Conservative interim leader Rona Ambrose, whose party governed from 2006 to 2015 and is now the official opposition, called on Trudeau to take a position on TPP, a trade pact he has remained neutral on after seven months in power.
"Trudeau could take a leadership role even if this is still being hotly debated by people like Donald Trump, Hillary Clinton and Bernie Sanders," Ambrose said Thursday in an interview with Bloomberg TV Canada’s Pamela Ritchie. "There’s nothing wrong with Trudeau coming out and saying, ‘I’m an advocate for TPP.’"

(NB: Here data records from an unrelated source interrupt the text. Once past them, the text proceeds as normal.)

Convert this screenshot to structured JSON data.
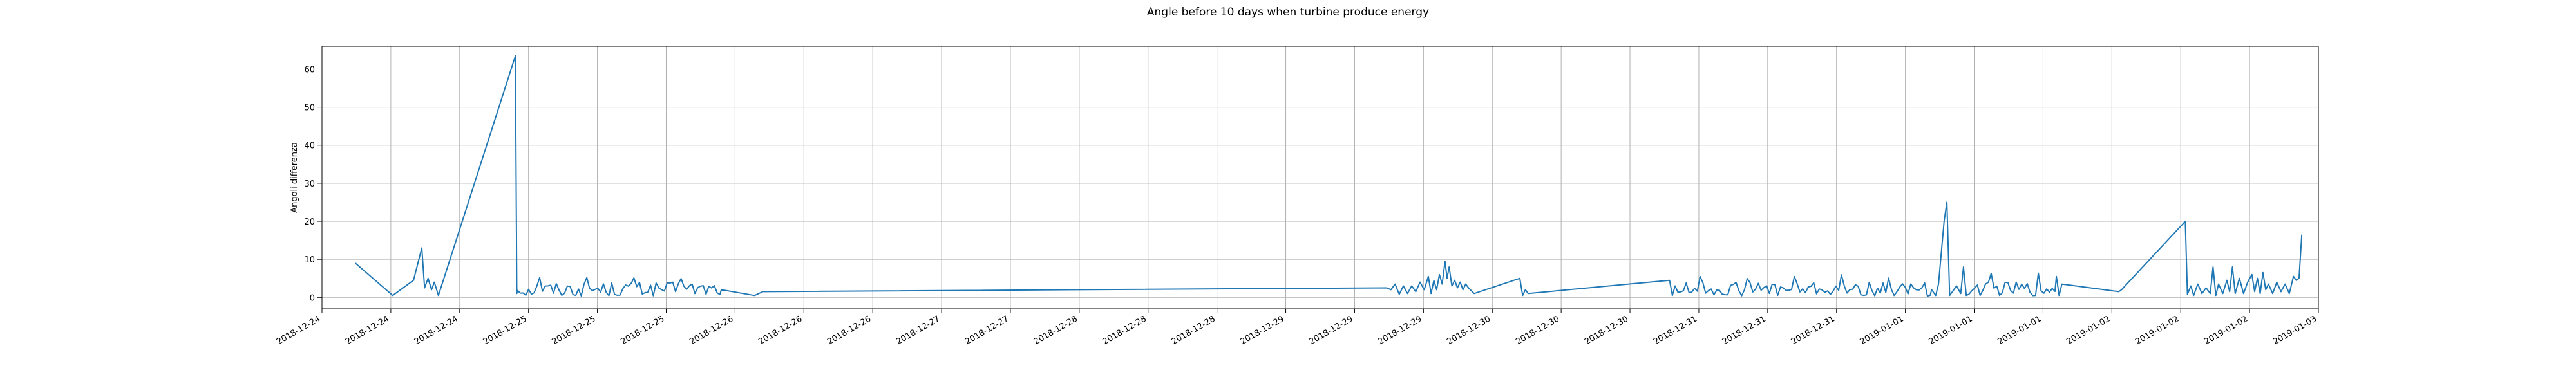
{
  "chart_data": {
    "type": "line",
    "title": "Angle before 10 days when turbine produce energy",
    "xlabel": "",
    "ylabel": "Angoli differenza",
    "ylim": [
      -3,
      66
    ],
    "yticks": [
      0,
      10,
      20,
      30,
      40,
      50,
      60
    ],
    "xlim": [
      "2018-12-24T00:00",
      "2019-01-03T00:00"
    ],
    "xtick_labels": [
      "2018-12-24",
      "2018-12-24",
      "2018-12-24",
      "2018-12-25",
      "2018-12-25",
      "2018-12-25",
      "2018-12-26",
      "2018-12-26",
      "2018-12-26",
      "2018-12-27",
      "2018-12-27",
      "2018-12-28",
      "2018-12-28",
      "2018-12-28",
      "2018-12-29",
      "2018-12-29",
      "2018-12-29",
      "2018-12-30",
      "2018-12-30",
      "2018-12-30",
      "2018-12-31",
      "2018-12-31",
      "2018-12-31",
      "2019-01-01",
      "2019-01-01",
      "2019-01-01",
      "2019-01-02",
      "2019-01-02",
      "2019-01-02",
      "2019-01-03"
    ],
    "grid": true,
    "series": [
      {
        "color": "#1f77b4",
        "points": [
          [
            "2018-12-24T04:00",
            9.0
          ],
          [
            "2018-12-24T08:30",
            0.5
          ],
          [
            "2018-12-24T11:00",
            4.5
          ],
          [
            "2018-12-24T12:00",
            13.0
          ],
          [
            "2018-12-24T12:20",
            2.5
          ],
          [
            "2018-12-24T12:45",
            5.0
          ],
          [
            "2018-12-24T13:10",
            2.0
          ],
          [
            "2018-12-24T13:30",
            4.0
          ],
          [
            "2018-12-24T14:00",
            0.5
          ],
          [
            "2018-12-24T23:15",
            63.5
          ],
          [
            "2018-12-24T23:25",
            1.0
          ],
          [
            "2018-12-26T00:00",
            2.0
          ],
          [
            "2018-12-26T04:00",
            0.5
          ],
          [
            "2018-12-26T05:00",
            1.5
          ],
          [
            "2018-12-29T08:00",
            2.5
          ],
          [
            "2018-12-29T08:30",
            2.0
          ],
          [
            "2018-12-29T09:00",
            3.5
          ],
          [
            "2018-12-29T09:30",
            0.8
          ],
          [
            "2018-12-29T10:00",
            3.0
          ],
          [
            "2018-12-29T10:30",
            1.0
          ],
          [
            "2018-12-29T11:00",
            3.0
          ],
          [
            "2018-12-29T11:30",
            1.5
          ],
          [
            "2018-12-29T12:00",
            4.0
          ],
          [
            "2018-12-29T12:30",
            2.0
          ],
          [
            "2018-12-29T13:00",
            5.5
          ],
          [
            "2018-12-29T13:20",
            1.0
          ],
          [
            "2018-12-29T13:40",
            4.5
          ],
          [
            "2018-12-29T14:00",
            2.0
          ],
          [
            "2018-12-29T14:20",
            6.0
          ],
          [
            "2018-12-29T14:40",
            3.5
          ],
          [
            "2018-12-29T15:00",
            9.5
          ],
          [
            "2018-12-29T15:15",
            5.0
          ],
          [
            "2018-12-29T15:30",
            8.0
          ],
          [
            "2018-12-29T15:50",
            3.0
          ],
          [
            "2018-12-29T16:10",
            4.5
          ],
          [
            "2018-12-29T16:30",
            2.5
          ],
          [
            "2018-12-29T16:50",
            4.0
          ],
          [
            "2018-12-29T17:10",
            2.0
          ],
          [
            "2018-12-29T17:30",
            3.5
          ],
          [
            "2018-12-29T17:50",
            2.5
          ],
          [
            "2018-12-29T18:30",
            1.0
          ],
          [
            "2018-12-30T00:00",
            5.0
          ],
          [
            "2018-12-30T00:20",
            0.5
          ],
          [
            "2018-12-30T00:40",
            2.0
          ],
          [
            "2018-12-30T01:00",
            1.0
          ],
          [
            "2018-12-30T18:00",
            4.5
          ],
          [
            "2018-12-30T18:20",
            0.5
          ],
          [
            "2018-12-30T18:40",
            3.0
          ],
          [
            "2019-01-01T01:30",
            2.0
          ],
          [
            "2019-01-01T02:00",
            0.5
          ],
          [
            "2019-01-01T02:20",
            3.5
          ],
          [
            "2019-01-01T03:00",
            20.0
          ],
          [
            "2019-01-01T03:20",
            25.0
          ],
          [
            "2019-01-01T03:40",
            0.5
          ],
          [
            "2019-01-01T04:30",
            3.0
          ],
          [
            "2019-01-01T05:00",
            1.0
          ],
          [
            "2019-01-01T05:20",
            8.0
          ],
          [
            "2019-01-01T05:40",
            0.5
          ],
          [
            "2019-01-01T16:30",
            5.5
          ],
          [
            "2019-01-01T16:50",
            0.5
          ],
          [
            "2019-01-01T17:10",
            3.5
          ],
          [
            "2019-01-02T00:00",
            1.5
          ],
          [
            "2019-01-02T00:20",
            2.0
          ],
          [
            "2019-01-02T08:00",
            20.0
          ],
          [
            "2019-01-02T08:15",
            0.8
          ],
          [
            "2019-01-02T08:40",
            3.0
          ],
          [
            "2019-01-02T09:00",
            0.5
          ],
          [
            "2019-01-02T09:30",
            3.5
          ],
          [
            "2019-01-02T10:00",
            1.0
          ],
          [
            "2019-01-02T10:30",
            2.5
          ],
          [
            "2019-01-02T11:00",
            1.0
          ],
          [
            "2019-01-02T11:20",
            8.0
          ],
          [
            "2019-01-02T11:40",
            0.5
          ],
          [
            "2019-01-02T12:00",
            3.5
          ],
          [
            "2019-01-02T12:30",
            1.0
          ],
          [
            "2019-01-02T13:00",
            4.5
          ],
          [
            "2019-01-02T13:20",
            1.5
          ],
          [
            "2019-01-02T13:40",
            8.0
          ],
          [
            "2019-01-02T14:00",
            1.0
          ],
          [
            "2019-01-02T14:30",
            5.0
          ],
          [
            "2019-01-02T15:00",
            1.0
          ],
          [
            "2019-01-02T15:30",
            4.0
          ],
          [
            "2019-01-02T16:00",
            6.0
          ],
          [
            "2019-01-02T16:20",
            1.5
          ],
          [
            "2019-01-02T16:40",
            5.0
          ],
          [
            "2019-01-02T17:00",
            1.0
          ],
          [
            "2019-01-02T17:20",
            6.5
          ],
          [
            "2019-01-02T17:40",
            2.0
          ],
          [
            "2019-01-02T18:00",
            3.5
          ],
          [
            "2019-01-02T18:30",
            1.0
          ],
          [
            "2019-01-02T19:00",
            4.0
          ],
          [
            "2019-01-02T19:30",
            1.5
          ],
          [
            "2019-01-02T20:00",
            3.5
          ],
          [
            "2019-01-02T20:30",
            1.0
          ],
          [
            "2019-01-02T21:00",
            5.5
          ],
          [
            "2019-01-02T21:20",
            4.5
          ],
          [
            "2019-01-02T21:40",
            5.0
          ],
          [
            "2019-01-02T22:00",
            16.5
          ]
        ],
        "noisy_segments": [
          {
            "start": "2018-12-24T23:30",
            "end": "2018-12-25T23:55",
            "low": 0.3,
            "high": 4.0,
            "spike": 6.0,
            "step_minutes": 20
          },
          {
            "start": "2018-12-30T19:00",
            "end": "2019-01-01T01:20",
            "low": 0.3,
            "high": 4.0,
            "spike": 6.0,
            "step_minutes": 20
          },
          {
            "start": "2019-01-01T06:00",
            "end": "2019-01-01T16:20",
            "low": 0.3,
            "high": 4.0,
            "spike": 6.5,
            "step_minutes": 20
          }
        ]
      }
    ]
  }
}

Trudeau’s government formally signed the 12-nation TPP pact earlier this year and has two years to ratify it. It is also said to be eyeing free trade talks with China, possibly reaching a deal by 2019. If the TPP collapses, Ambrose said Trudeau should focus on Japan -- a key TPP pillar -- rather than China. The Conservatives agreed to join the TPP during last year’s election campaign before losing power to the Liberals.
"I worry about talking about a free trade agreement with China because there’s not a lot of ’free’ in China," Ambrose said. The Conservatives, then led by Stephen Harper, signed a Foreign Investment Promotion and Protection Agreement with China but a trade deal is far more complex, including labor and environmental issues, Ambrose said.

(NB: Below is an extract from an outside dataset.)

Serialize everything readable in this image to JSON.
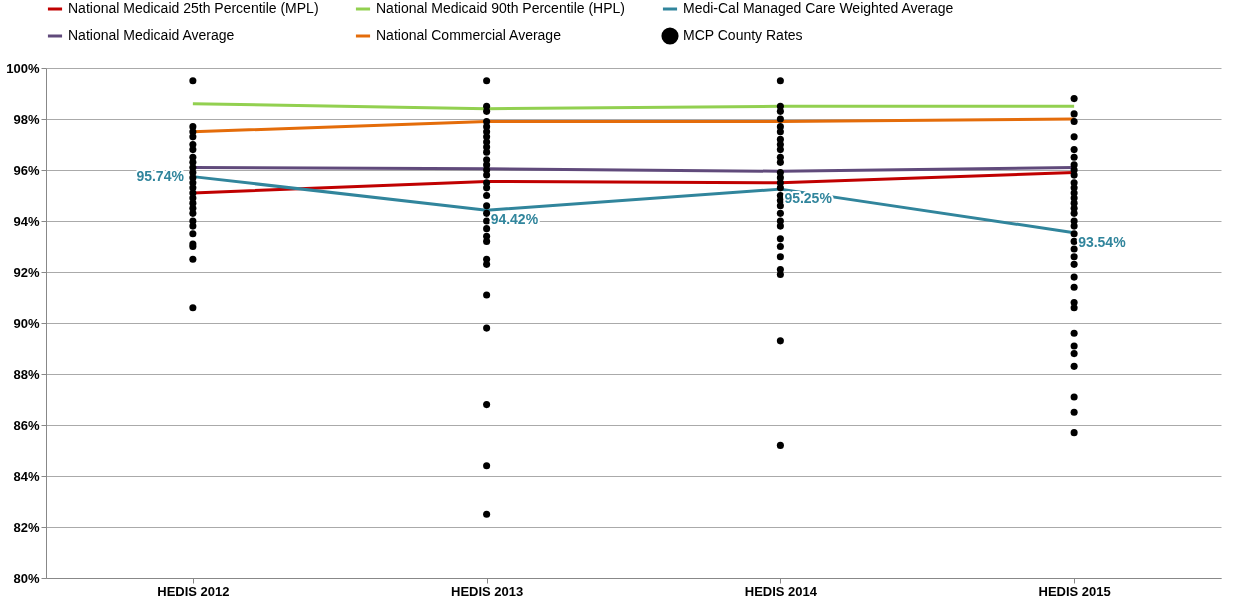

"I don’t know how Mr. Trudeau expects to traverse their challenges, but I do believe we should focus on countries where we have a lot of commonality. Japan makes sense to me," she said. "I’m not sure we should put all our eggs in a free trade agreement with China."
In a visit to Japan last week, Trudeau described himself as "extremely pro-trade" and said Canada and Japan have focused on TPP talks but left the door open to bilateral trade negotiations.